Re:
FrontPage magazine.com :: Abu Buchanan's Fatwah on Israel
by Don Feder.
Which is a review of:
Where the Right Went Wrong:
How Neoconservatives Subverted the Reagan Revolution and Hijacked the
Bush Presidency
by Pat Buchanan.
For a positive review, see:
VDARE.com: 08/23/04 - How The Right Went Wrong-- Pat Buchanan's New Blockbuster
by Paul Craig Roberts.
It is simply not true that Pat Buchanan uses the term "neo-conservatives" as a euphemism for "Jews." Almost every article I've read that is critical of the war and that discusses the role of neo-conservatives will state that the two groups do overlap, but are far from identical. Even rabidly anti-Semitic writers distinguish the neo-cons who are Jewish from the non-Jewish American Likudniks.

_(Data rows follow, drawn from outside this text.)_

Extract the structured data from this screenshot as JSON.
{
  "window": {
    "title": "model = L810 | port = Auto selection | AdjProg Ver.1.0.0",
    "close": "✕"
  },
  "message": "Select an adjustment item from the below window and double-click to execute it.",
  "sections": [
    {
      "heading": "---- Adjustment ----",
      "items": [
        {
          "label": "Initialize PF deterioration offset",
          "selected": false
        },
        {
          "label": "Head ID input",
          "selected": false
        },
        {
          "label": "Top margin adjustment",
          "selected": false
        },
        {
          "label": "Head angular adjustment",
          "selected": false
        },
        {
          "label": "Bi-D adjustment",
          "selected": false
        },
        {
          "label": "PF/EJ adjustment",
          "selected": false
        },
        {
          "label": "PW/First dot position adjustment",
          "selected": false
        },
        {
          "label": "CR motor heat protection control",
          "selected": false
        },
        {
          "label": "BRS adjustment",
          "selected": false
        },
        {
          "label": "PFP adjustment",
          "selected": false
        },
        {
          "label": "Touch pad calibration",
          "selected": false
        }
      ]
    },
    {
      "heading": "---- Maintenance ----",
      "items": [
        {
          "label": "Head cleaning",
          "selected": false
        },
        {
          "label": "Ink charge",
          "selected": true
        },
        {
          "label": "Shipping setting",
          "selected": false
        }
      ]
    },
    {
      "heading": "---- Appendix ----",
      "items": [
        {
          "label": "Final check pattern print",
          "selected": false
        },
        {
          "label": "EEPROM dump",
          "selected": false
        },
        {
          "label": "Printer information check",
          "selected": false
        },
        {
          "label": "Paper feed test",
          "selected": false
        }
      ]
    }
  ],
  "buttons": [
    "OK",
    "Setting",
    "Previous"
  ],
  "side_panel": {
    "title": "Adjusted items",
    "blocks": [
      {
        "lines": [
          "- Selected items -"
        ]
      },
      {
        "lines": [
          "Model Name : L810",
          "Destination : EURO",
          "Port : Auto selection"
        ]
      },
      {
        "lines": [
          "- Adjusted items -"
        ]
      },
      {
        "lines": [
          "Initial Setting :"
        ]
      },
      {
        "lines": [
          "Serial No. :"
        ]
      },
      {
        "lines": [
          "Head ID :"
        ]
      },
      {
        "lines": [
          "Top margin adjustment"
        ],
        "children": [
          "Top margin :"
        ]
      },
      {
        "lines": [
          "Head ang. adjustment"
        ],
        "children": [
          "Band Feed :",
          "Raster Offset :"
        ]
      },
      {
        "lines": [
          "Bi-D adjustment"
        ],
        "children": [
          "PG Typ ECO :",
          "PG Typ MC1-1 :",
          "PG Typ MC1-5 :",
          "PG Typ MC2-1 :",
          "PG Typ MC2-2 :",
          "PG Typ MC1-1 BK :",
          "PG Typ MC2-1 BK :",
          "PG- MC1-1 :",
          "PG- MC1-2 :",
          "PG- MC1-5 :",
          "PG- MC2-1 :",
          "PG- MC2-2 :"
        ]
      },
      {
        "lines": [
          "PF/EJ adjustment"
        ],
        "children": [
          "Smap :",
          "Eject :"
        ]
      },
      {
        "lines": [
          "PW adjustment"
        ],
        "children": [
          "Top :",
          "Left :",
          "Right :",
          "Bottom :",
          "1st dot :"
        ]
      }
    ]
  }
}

The Jewish and non-Jewish neo-cons do have in common a tendency to brand all of their critics as anti-Semites. I find that interesting.
I haven't read Pat's book, but I do partially agree with a concept Feder attributes to Buchanan, though not with Feder's overblown wording: If it were "not for America's outrageously pro-Israel foreign policy" and if the U.S.A. had withdrawn it's armed forces stationed in Saudi Arabia after the first Gulf War, I doubt that there would have been a 9-11. There are, of course, other factors suggesting that we are dealing with monsters of our own creation: America's support for the Afgan mujahadeen against the Soviet Union in the '80s; America's support for agressive Muslims in Bosnia and Kosovo in the '90s; America's support for Saddam Hussein in his war against Iran and the green light America gave to Saddam Hussein before his invasion of Kuwait.
I don't think we have a "clash of civilizations" as some writers claim -- it's more a clash of universalistic ideologies: Muslim universalism vs. Jewish universalism, which, somewhat perplexingly, has been taken up by Christians who find it congruent with their own universalistic presumptions. Plus, we have what we might call the "democratic universalism" of G.W. Bush, who apparently sees himself as a New Prometheus, bringing light to the backward corners of the earth.
It's all one heck of a mess. So forgive me if I do not imerse myself in the particulars of Don Feder's bilious polemic. I find my own paranoid delusions much more comforting. ;)
The "anti-neo-con == anti-semite" idea is still getting pushed. We have, for example, the following by Julia Gorin, who is a neo-con and very definately not a friend of mine: "Blame it on Neo / Don't call me a 'neocon' unless you are a friend." The Gorin piece has stirred up some interesting responses, such as "Etiquette in the Use of `Neocon'" by Paul Gottfried.
A section of Buchanan's book is available online: "Betrayed by Bush: Patrick J. Buchanan". It is a powerful but sad summary of our situation.